10. What do I include in my Statement of Purpose?
The Statement of Purpose is your opportunity to explain your reasons for coming in to the program, and how your background has prepared you for this program. It is your opportunity to communicate anything you think is important for us to know when we are considering your application.
11. Can my reference letters come from out of country? Can they deal with work with young children?
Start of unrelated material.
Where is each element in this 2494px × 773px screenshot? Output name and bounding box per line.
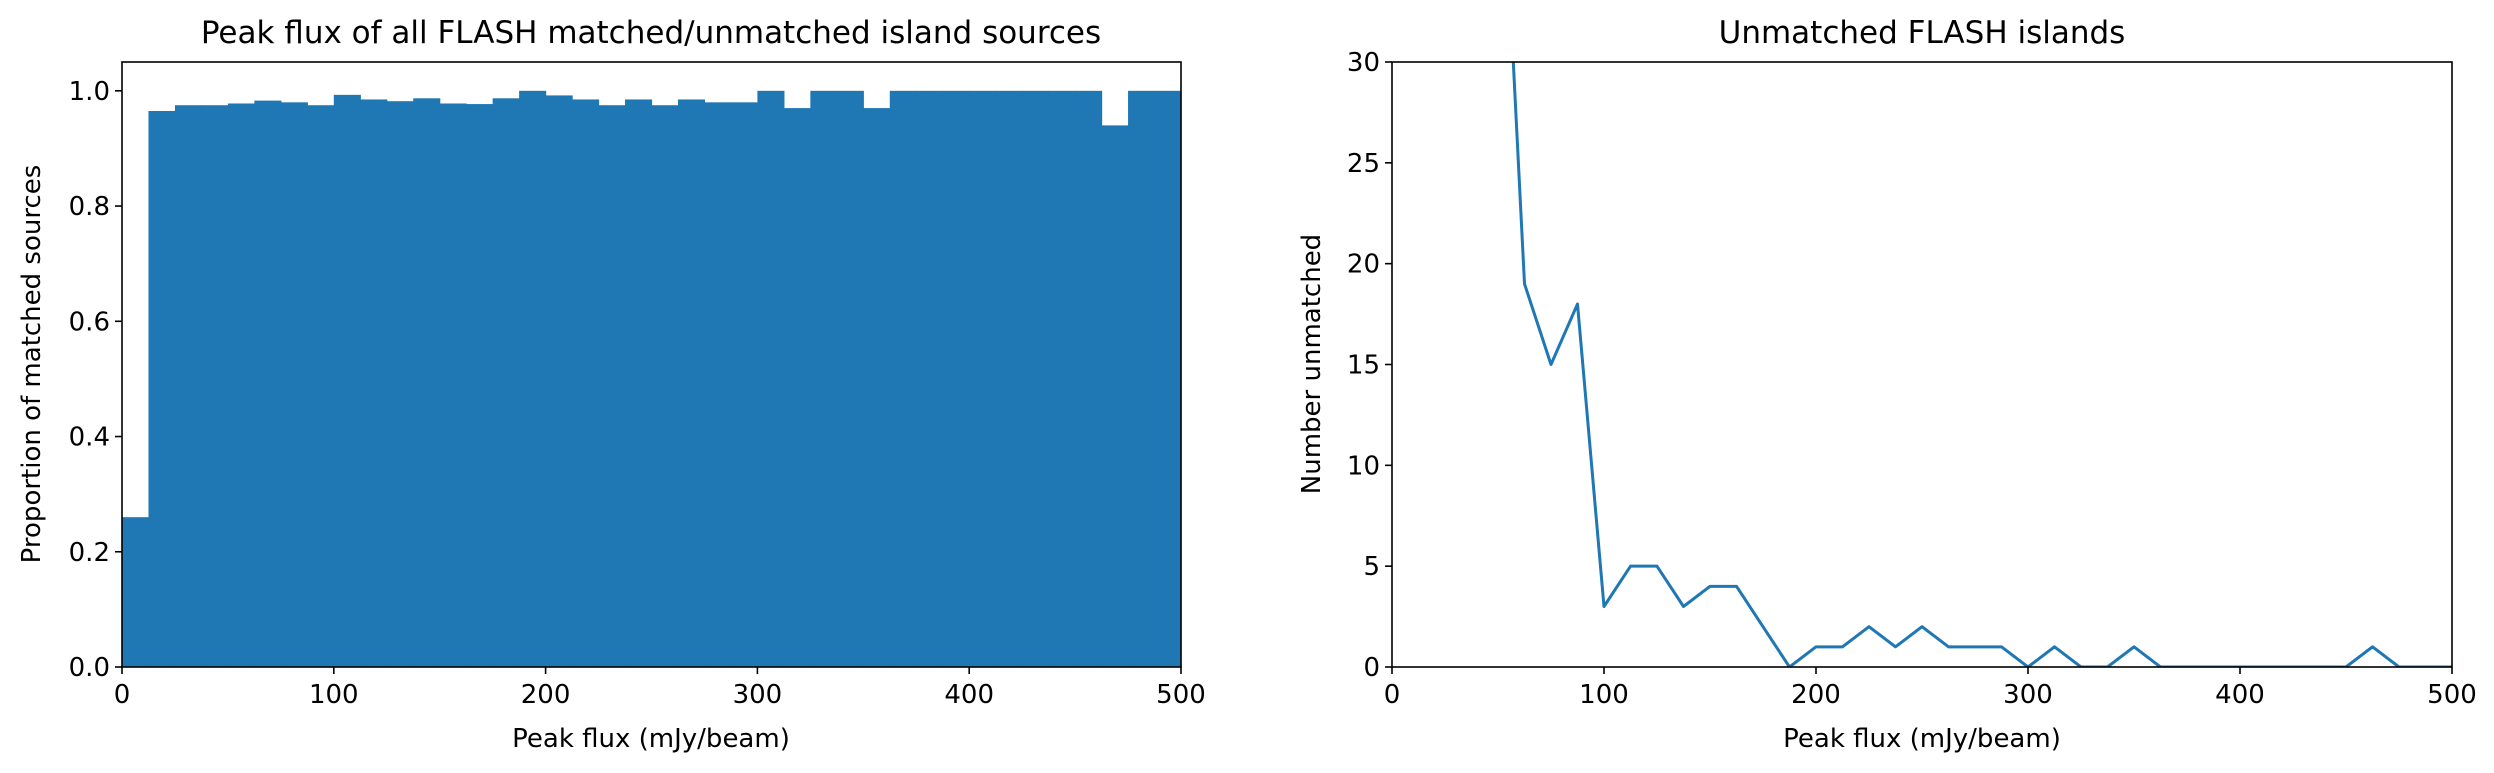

Your reference letters can come from anywhere as long as they arrive in time to complete your file. Experience with young children is considered relevant for admission.
12. What are the job opportunities for graduates of this program?
There are a range of excellent job opportunities for graduates of this program, depending on their interests, their choice of internship and prior experience. Qualified youth workers are in high demand in the community sector as well as in youth mental health, education and child welfare. Completion of the Youth Work program can contribute toward an application for membership in professional orders. Potential applicants are advised to contact the Ordre of interest directly for more information on equivalency applications in relation to their overall individual profile (e.g., work experience, undergraduate degree, etc.), including any requirements for completion of additional courses outside of Concordia University.